If a Natural session is enabled for code page or Unicode support, you should ascertain that Natural's Adabas user session also uses the appropriate user encoding for accessing Adabas data.
Because Adabas uses Entire Conversion Services (ECS) for conversion, the
ECS name must be specified in the related
NTCPAGE
entry in module
NATCONFG
.
To ascertain that Natural's Adabas user session uses the correct code page,
specify the ACODE
and/or WCODE
option in the
OPRB
parameter for the databases used.
For more information on Adabas Unicode and code page support conversion, see the Adabas documentation for mainframes.

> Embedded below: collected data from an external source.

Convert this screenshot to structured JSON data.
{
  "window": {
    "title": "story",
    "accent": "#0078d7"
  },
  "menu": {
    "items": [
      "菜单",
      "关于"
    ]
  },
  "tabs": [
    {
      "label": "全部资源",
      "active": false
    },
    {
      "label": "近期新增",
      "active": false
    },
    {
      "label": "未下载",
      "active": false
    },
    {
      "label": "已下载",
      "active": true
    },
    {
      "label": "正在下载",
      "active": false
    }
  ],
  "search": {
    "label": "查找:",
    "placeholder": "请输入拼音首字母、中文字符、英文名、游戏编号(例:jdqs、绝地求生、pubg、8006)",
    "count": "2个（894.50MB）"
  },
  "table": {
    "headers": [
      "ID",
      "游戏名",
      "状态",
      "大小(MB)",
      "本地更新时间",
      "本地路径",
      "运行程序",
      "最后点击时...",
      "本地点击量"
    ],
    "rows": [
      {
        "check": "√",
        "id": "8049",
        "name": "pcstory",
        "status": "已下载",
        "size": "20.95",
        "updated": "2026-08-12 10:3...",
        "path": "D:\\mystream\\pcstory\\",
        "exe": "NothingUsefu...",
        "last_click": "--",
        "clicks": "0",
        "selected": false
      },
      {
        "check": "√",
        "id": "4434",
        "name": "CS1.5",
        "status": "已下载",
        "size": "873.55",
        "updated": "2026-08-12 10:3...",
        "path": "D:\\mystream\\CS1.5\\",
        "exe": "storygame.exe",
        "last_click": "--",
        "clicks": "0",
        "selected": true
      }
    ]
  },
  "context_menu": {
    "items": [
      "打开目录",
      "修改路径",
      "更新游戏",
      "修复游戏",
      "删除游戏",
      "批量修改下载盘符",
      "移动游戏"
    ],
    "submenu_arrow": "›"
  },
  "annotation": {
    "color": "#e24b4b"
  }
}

Natural uses various tables for character translation and character
property definition. The contents of the tables can be modified via profile
parameters (TAB
,
UTAB1
,
UTAB2
and
SCTAB
)
during the start of a Natural session.
If Natural is running with code page support (that is: the
CP
profile
parameter is set to a value other than OFF
), the tables cannot be
modified by the user. In this case, the following Natural startup message will
be issued to notify the user that the above mentioned session parameters are
not considered:
Character translation parameter
table-name ignored due to CFICU=ON.
Natural adjusts the tables automatically, according to the code page
used for the Natural session (value of the system variable
*CODEPAGE
).
See also Translation
Tables in the Operations
documentation.
Natural supports multi-byte code pages (MBCS) such as IBM-939 which is a
Japanese code page based on EBCDIC and DBCS. Multi-byte code pages can be
selected using the CP
parameter (by
setting CP
to AUTO
(if supported) or to the
name of a code page). If Natural is running with a multi-byte code page, it
uses internal I/O buffers which are based on Unicode. This means that all data
written into the internal I/O buffers by an I/O statement are converted to
Unicode. Due to the requirements of Unicode and multi-byte code pages, the size
of the I/O buffers is increased as compared to the traditional I/O since
Unicode characters need twice as much space as EBCDIC characters and enhanced
attributes are needed to describe a field.
In the case of single-byte code pages (SBCS) such as IBM-1140, the traditional EBCDIC-based I/O is still used to preserve resources.